“You may be a high mogul to yourself, Mr. Kirby, but to me you’re a failure. Failure as a man, failure as a human being, even a failure as a father. When your time comes, I doubt if a single tear will be shed over you”.
Frank Capra behind the camera. Jimmy Stewart in front of it. A movie made in 1938. You’d better be ready from some saccharine sweet sentimentality. Actually, that’s unfair. Because while the cheap imitations of this kind of story telling over the last 80 odd years usually succumb to gag inducing saccharine sweet sentimentality, Capra and Stewart knew how to do it right. They did it while tackling depression and suicide in It’s a Wonderful Life. They did it with politics and corruption in Mr Smith Goes to Washington. And, they did it with general optimism and human nature, in You Can’t Take it With You.

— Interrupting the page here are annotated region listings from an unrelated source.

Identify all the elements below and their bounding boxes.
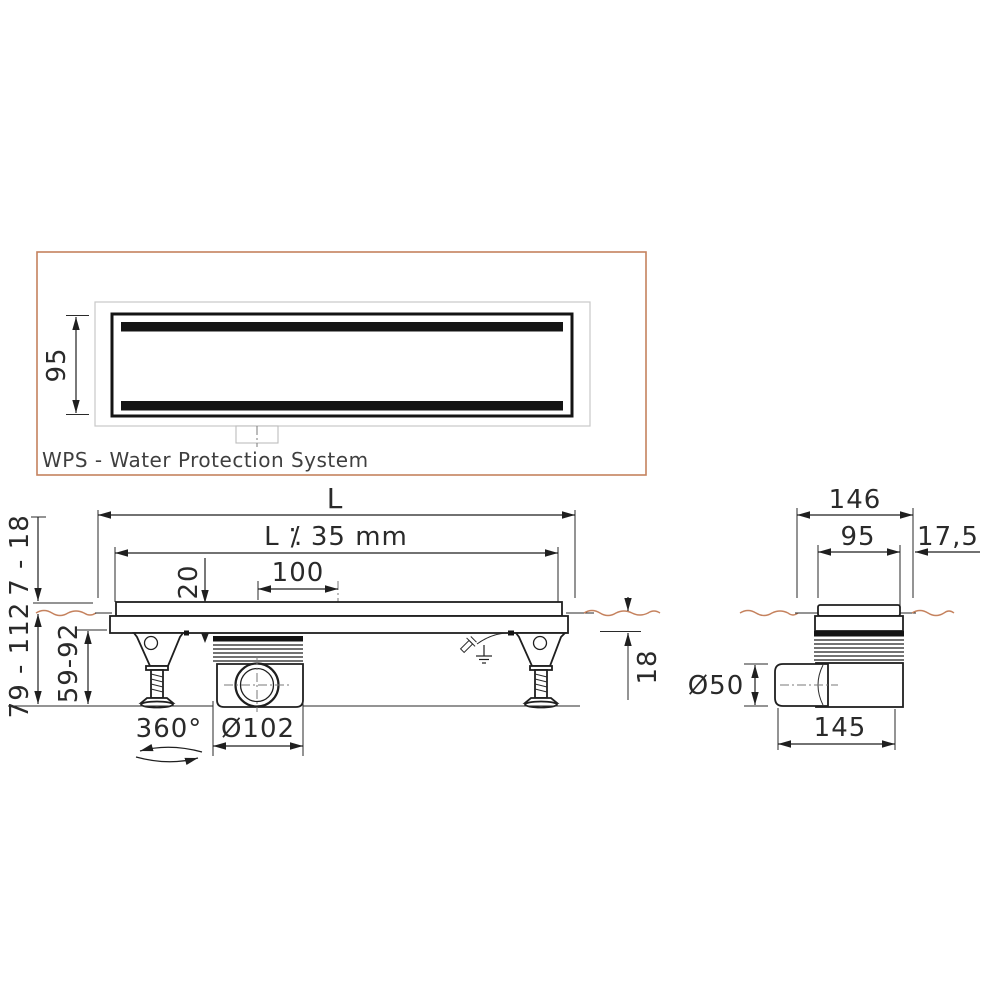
ground-screw-icon bbox=[458, 635, 478, 655]
dim-tile-range-label: 7 - 18 bbox=[5, 514, 35, 596]
end-view-group: 146 95 17,5 Ø50 bbox=[688, 485, 980, 750]
right-foot bbox=[508, 631, 565, 708]
trap-ribs bbox=[213, 645, 303, 661]
dim-body-range-label: 59-92 bbox=[54, 623, 84, 704]
rotation-label: 360° bbox=[136, 714, 203, 744]
earth-symbol-icon bbox=[476, 645, 492, 663]
tile-wavy-right bbox=[584, 611, 660, 616]
dim-install-range-label: 79 - 112 bbox=[5, 602, 35, 719]
rotation-annotation: 360° bbox=[136, 714, 203, 762]
end-lower-body bbox=[816, 663, 903, 707]
dim-total-length-label: L bbox=[327, 482, 344, 515]
grate-slot-top bbox=[121, 322, 563, 332]
end-ribs bbox=[814, 640, 904, 660]
grate-slot-bottom bbox=[121, 401, 563, 411]
tile-wavy-end-right bbox=[912, 611, 954, 616]
dim-grate-length-label: L ⁒ 35 mm bbox=[264, 522, 408, 552]
ground-wire bbox=[477, 633, 509, 644]
wps-caption: WPS - Water Protection System bbox=[42, 448, 369, 472]
tile-wavy-left bbox=[36, 611, 96, 616]
side-view-group: L L ⁒ 35 mm 100 20 bbox=[5, 482, 663, 762]
top-view-group: 95 WPS - Water Protection System bbox=[37, 252, 646, 475]
dim-trap-diameter-label: Ø102 bbox=[221, 714, 295, 744]
end-gasket-band bbox=[814, 631, 904, 637]
channel-end-body bbox=[815, 616, 903, 631]
left-foot-clip bbox=[184, 631, 189, 636]
drain-technical-drawing: 95 WPS - Water Protection System L L ⁒ 3… bbox=[0, 0, 1000, 1000]
dim-outlet-diameter-label: Ø50 bbox=[688, 671, 745, 701]
dim-flange-width-label: 146 bbox=[829, 485, 882, 515]
trap-gasket-band bbox=[213, 636, 303, 642]
rotation-arrow-bottom bbox=[136, 757, 198, 762]
channel-flange-side bbox=[116, 602, 562, 616]
dim-under-tile-label: 18 bbox=[633, 649, 663, 684]
dim-grate-width-label: 95 bbox=[42, 347, 72, 382]
grate-end-profile bbox=[818, 605, 900, 616]
dim-grate-depth-label: 20 bbox=[174, 564, 204, 599]
grounding bbox=[458, 633, 509, 663]
dim-edge-offset-label: 17,5 bbox=[917, 522, 979, 552]
rotation-arrow-top bbox=[140, 747, 202, 752]
dim-grate-width-end-label: 95 bbox=[840, 522, 875, 552]
dim-outlet-offset-label: 100 bbox=[272, 558, 325, 588]
tile-wavy-end-left bbox=[740, 611, 798, 616]
dim-body-width-label: 145 bbox=[814, 713, 867, 743]
technical-drawing-page: 95 WPS - Water Protection System L L ⁒ 3… bbox=[0, 0, 1000, 1000]
left-foot bbox=[134, 631, 189, 708]
channel-body-side bbox=[110, 616, 568, 633]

Edward Arnold is Anthony P Kirby, banking fat cat, surrounded by his banking fat cat cronies. They’re on the verge of creating the largest monopoly America has ever known. Soon there won’t be a gun, canon or bullet made in America that doesn’t come out of one of their factories. All they need to do is buy one last house in a little neighbourhood of no real importance, and their conglomerate of death will be complete. So of course, the house purchase goes off without a hitch, and their fortunes are secure.

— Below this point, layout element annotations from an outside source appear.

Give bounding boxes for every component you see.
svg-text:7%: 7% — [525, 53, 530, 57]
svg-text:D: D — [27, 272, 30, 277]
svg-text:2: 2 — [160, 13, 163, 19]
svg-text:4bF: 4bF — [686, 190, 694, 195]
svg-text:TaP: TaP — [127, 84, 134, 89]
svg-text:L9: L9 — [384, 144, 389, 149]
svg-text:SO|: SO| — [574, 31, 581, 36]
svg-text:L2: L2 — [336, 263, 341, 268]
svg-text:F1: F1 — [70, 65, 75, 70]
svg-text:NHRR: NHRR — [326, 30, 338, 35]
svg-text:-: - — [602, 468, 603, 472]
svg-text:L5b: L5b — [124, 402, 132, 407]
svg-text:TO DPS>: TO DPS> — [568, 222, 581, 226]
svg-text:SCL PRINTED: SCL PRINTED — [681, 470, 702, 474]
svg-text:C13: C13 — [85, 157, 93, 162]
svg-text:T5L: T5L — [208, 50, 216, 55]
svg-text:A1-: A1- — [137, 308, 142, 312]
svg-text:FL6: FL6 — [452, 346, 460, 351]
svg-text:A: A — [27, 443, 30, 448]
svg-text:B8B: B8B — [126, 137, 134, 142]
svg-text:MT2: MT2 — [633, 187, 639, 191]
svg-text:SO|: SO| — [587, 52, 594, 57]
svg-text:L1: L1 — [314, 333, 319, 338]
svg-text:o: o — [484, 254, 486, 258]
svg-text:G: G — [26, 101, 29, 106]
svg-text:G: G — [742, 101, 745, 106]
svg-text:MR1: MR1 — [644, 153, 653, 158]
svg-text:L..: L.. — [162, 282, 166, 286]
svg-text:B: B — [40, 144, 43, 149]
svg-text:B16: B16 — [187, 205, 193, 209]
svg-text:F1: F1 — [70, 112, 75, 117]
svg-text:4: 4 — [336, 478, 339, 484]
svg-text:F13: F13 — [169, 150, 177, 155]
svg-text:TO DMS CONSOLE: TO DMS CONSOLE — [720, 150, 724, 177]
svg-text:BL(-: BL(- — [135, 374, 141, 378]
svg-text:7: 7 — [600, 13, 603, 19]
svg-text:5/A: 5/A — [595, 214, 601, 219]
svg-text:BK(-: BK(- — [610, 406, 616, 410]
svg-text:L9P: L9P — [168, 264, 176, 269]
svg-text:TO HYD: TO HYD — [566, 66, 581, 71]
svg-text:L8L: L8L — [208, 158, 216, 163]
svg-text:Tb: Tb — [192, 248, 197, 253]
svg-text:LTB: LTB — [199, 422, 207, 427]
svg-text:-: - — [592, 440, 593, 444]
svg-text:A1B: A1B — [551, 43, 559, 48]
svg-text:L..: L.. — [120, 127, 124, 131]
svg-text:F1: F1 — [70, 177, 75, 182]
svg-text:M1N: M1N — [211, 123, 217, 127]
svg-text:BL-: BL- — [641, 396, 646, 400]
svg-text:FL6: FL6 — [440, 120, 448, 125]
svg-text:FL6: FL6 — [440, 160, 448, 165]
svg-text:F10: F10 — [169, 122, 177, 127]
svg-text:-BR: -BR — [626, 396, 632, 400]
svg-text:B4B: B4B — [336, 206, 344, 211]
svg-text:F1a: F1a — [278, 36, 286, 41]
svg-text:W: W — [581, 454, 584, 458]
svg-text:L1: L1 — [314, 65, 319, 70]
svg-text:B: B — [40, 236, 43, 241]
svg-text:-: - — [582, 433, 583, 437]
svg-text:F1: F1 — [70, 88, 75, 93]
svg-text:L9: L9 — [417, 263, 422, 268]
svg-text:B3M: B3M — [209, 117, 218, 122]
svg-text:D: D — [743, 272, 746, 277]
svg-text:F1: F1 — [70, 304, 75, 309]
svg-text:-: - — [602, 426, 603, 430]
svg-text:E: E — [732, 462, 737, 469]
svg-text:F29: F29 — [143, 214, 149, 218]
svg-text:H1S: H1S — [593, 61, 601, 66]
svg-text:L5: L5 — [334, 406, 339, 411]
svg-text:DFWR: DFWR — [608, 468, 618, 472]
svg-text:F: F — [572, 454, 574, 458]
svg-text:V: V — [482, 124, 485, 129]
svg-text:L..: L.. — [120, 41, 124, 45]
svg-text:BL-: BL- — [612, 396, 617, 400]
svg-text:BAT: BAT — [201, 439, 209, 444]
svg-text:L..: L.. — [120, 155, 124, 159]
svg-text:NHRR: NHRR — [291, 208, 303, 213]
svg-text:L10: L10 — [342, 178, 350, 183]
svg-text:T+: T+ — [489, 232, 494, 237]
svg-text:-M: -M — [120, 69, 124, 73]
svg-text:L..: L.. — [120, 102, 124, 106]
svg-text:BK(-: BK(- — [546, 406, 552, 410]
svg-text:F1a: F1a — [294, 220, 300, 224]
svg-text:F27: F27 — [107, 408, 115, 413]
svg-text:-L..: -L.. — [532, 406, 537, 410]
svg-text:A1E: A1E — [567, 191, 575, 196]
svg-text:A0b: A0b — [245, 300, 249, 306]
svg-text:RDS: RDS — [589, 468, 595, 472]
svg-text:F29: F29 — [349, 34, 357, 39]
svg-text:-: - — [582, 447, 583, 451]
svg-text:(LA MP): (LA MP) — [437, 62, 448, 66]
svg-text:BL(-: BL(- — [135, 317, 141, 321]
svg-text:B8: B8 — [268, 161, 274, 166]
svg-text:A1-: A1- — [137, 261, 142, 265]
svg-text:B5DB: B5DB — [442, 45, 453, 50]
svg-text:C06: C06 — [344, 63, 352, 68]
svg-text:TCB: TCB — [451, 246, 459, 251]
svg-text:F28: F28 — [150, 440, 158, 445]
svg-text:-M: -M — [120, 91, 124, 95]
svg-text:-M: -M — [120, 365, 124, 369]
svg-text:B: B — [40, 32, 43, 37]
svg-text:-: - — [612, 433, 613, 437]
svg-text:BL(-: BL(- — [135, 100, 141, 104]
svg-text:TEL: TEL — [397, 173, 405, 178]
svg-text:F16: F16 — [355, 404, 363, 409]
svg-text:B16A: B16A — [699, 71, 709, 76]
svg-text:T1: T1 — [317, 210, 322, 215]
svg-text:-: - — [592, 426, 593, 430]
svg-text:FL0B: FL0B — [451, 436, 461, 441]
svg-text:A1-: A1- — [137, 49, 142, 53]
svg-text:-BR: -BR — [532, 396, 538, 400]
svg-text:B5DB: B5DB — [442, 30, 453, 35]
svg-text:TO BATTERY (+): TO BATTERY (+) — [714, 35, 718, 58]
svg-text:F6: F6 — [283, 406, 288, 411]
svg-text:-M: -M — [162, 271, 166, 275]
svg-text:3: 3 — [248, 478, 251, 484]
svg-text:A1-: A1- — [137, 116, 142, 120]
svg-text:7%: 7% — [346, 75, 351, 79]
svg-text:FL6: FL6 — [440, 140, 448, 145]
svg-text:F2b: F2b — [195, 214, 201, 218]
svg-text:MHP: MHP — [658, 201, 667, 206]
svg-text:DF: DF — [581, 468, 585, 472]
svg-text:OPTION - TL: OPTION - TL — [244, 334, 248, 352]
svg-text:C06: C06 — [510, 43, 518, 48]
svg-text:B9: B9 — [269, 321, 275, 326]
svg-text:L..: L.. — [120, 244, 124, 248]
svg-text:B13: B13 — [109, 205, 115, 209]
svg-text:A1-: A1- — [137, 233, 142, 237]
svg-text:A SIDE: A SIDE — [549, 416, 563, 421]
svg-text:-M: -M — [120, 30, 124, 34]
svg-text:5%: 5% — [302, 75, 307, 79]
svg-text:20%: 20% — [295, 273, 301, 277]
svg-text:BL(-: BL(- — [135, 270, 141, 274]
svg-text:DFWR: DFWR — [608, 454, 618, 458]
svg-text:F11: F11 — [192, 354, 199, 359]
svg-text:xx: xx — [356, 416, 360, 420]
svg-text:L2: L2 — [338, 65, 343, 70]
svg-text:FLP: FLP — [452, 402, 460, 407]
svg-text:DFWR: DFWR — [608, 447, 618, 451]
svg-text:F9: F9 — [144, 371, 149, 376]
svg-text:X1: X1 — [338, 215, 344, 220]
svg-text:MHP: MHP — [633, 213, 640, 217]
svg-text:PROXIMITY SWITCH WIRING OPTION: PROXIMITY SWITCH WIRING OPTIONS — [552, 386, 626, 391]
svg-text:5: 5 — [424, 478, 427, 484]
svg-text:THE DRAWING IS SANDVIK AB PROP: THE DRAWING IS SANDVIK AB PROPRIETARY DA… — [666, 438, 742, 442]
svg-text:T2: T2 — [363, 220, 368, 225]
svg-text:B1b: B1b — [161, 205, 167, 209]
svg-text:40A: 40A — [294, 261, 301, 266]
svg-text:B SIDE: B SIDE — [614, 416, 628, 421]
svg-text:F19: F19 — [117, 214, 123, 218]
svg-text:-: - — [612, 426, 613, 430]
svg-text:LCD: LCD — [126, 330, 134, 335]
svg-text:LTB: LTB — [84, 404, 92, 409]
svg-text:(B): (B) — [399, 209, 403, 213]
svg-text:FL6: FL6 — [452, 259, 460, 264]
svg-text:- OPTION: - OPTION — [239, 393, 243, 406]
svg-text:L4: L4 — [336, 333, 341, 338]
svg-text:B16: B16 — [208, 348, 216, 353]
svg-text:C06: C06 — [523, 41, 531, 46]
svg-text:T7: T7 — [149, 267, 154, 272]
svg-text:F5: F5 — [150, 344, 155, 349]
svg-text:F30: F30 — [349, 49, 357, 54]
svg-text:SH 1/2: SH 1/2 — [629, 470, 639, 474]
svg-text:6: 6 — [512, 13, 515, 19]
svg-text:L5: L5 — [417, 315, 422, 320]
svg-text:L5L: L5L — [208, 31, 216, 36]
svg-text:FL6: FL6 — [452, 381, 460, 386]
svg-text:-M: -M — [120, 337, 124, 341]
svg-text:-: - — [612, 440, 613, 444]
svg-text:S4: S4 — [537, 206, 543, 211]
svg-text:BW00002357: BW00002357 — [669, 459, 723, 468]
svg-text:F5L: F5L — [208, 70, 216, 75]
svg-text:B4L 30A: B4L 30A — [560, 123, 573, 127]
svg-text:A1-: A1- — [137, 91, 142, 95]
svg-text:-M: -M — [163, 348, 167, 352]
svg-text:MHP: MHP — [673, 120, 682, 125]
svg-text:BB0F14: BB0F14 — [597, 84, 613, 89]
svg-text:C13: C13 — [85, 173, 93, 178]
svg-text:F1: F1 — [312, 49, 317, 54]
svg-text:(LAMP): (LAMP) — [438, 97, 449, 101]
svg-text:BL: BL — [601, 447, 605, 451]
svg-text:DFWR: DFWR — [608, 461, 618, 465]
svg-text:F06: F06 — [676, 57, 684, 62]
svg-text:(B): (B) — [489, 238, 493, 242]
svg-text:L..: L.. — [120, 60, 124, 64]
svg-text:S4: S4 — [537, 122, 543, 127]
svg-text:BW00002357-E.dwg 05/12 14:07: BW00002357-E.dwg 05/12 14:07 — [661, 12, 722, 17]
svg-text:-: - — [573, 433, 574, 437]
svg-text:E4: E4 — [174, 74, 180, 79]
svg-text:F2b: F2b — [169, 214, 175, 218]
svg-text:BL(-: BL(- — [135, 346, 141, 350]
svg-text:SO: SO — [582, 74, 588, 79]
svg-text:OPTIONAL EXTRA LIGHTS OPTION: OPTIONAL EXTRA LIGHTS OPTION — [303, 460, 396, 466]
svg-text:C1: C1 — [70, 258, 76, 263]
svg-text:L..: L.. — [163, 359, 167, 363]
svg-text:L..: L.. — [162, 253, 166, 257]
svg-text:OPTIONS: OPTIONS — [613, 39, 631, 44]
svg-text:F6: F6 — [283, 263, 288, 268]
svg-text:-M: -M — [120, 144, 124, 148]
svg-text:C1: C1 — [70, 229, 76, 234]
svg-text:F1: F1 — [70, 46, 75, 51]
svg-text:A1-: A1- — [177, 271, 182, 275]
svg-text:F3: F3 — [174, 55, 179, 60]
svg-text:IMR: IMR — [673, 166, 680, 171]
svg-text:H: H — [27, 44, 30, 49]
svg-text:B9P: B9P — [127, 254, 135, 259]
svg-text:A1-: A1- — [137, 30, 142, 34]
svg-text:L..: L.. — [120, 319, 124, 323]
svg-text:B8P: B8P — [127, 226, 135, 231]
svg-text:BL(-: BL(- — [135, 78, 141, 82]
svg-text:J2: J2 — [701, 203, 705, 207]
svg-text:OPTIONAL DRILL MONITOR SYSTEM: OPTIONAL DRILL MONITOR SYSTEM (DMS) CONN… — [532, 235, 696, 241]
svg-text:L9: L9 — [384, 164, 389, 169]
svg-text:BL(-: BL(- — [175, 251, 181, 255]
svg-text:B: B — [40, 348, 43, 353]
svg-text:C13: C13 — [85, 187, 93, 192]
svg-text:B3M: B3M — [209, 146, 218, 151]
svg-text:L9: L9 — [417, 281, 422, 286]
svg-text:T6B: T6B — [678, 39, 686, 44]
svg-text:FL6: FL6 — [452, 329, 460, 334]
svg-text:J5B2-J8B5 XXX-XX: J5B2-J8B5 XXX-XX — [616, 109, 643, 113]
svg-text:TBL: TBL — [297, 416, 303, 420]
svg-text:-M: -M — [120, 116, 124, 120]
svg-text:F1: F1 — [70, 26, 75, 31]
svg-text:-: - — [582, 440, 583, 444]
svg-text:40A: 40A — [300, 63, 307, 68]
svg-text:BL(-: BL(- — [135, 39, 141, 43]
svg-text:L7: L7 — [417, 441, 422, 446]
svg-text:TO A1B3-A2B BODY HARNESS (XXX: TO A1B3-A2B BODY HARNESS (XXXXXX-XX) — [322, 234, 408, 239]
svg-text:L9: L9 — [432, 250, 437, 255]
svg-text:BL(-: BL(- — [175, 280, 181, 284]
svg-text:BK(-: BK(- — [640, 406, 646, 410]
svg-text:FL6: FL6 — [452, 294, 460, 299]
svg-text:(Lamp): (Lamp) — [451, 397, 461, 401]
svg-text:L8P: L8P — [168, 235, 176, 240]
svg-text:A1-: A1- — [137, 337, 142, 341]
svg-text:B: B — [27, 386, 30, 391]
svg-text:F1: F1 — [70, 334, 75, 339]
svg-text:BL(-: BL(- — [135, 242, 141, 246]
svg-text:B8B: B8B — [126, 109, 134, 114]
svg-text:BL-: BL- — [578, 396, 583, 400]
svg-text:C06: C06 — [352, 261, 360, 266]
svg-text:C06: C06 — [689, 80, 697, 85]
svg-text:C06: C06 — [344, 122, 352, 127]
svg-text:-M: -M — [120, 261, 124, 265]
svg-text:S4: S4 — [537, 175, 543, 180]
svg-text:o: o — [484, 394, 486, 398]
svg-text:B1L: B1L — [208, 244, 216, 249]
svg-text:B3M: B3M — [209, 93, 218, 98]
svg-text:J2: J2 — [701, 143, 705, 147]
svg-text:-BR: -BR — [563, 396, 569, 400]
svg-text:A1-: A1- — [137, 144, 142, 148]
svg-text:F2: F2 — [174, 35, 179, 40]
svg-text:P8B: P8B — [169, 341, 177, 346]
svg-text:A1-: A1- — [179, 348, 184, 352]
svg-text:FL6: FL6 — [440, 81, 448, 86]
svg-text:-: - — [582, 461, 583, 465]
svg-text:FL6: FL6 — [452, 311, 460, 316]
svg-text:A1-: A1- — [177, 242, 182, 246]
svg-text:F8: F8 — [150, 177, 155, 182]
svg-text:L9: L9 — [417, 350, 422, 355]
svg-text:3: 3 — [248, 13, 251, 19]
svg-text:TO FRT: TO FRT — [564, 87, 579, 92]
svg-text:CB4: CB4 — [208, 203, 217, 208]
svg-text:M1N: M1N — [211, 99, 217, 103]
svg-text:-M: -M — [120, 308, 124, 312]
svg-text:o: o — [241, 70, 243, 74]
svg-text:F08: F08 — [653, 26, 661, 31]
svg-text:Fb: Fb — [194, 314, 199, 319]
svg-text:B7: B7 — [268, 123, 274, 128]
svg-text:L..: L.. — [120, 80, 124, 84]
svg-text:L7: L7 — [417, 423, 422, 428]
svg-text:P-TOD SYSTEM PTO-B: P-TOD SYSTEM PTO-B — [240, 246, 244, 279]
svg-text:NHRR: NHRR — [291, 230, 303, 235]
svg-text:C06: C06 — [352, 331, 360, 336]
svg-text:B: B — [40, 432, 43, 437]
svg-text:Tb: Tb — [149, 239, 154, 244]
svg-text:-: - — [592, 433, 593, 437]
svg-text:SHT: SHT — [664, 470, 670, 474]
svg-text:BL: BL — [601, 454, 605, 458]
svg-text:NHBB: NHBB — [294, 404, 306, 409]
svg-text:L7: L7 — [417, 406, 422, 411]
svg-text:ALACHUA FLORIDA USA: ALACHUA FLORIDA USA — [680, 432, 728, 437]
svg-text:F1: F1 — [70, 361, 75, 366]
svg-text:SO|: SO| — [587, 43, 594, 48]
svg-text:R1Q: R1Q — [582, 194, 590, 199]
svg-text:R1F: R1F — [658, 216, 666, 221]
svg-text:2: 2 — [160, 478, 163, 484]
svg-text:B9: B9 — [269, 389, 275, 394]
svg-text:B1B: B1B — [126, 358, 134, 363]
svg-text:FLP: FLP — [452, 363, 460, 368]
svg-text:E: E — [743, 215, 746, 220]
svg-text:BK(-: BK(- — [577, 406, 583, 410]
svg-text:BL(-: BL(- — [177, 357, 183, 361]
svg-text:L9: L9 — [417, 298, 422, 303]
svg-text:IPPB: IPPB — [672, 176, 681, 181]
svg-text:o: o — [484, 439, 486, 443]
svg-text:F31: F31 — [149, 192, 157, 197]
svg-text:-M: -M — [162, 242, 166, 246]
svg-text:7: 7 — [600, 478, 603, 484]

Oh, wait, sorry, that’s not right at all. This is a movie about rich guys versus poor, humble folk. So of course, the richies are evil, moustache twirlers who will eventually learn money and power can’t buy happiness. And the poor, humble folk will teach them that, through their, poor, humble, but emotionally rich lives and friendship. These poor, humble folk are represented by the Sycamore family, owners of that one last house Kirby needs to buy. But if only something could thrust the Kirbys and Sycamores together, so all that lesson learning could begin.
Well, luckily, for plot purposes, Kirby’s son and vice president, James Stewart as Tony Kirby, just so happens to be in love with Alice Sycamore (Jean Arthur). Now, let the class conflicts, rich stuffiness, poor quirkiness and general message shoe horning begin!
Now, all of that might sound like I’m making fun of You Can’t Take it With You and it’s less than subtle storytelling. But honestly, I loved this movie. And not despite all of that corny optimism, but because of all of that corny optimism. I have a rose coloured filter that comes with movies of a certain age. Give me this kind of hokiness in anything made in the last few decades, and I probably won’t make it all the way to the end. But you give it to me in classic, square screened black and white, or at the most, wide screen techniclor, and I’ll eat it up all day long.
Within the first five minutes of You Can’t Take it With You, you’ll be able to predict exactly what will happen, exactly who it will happen to, and exactly when it will happen. And you’ll love every second of it.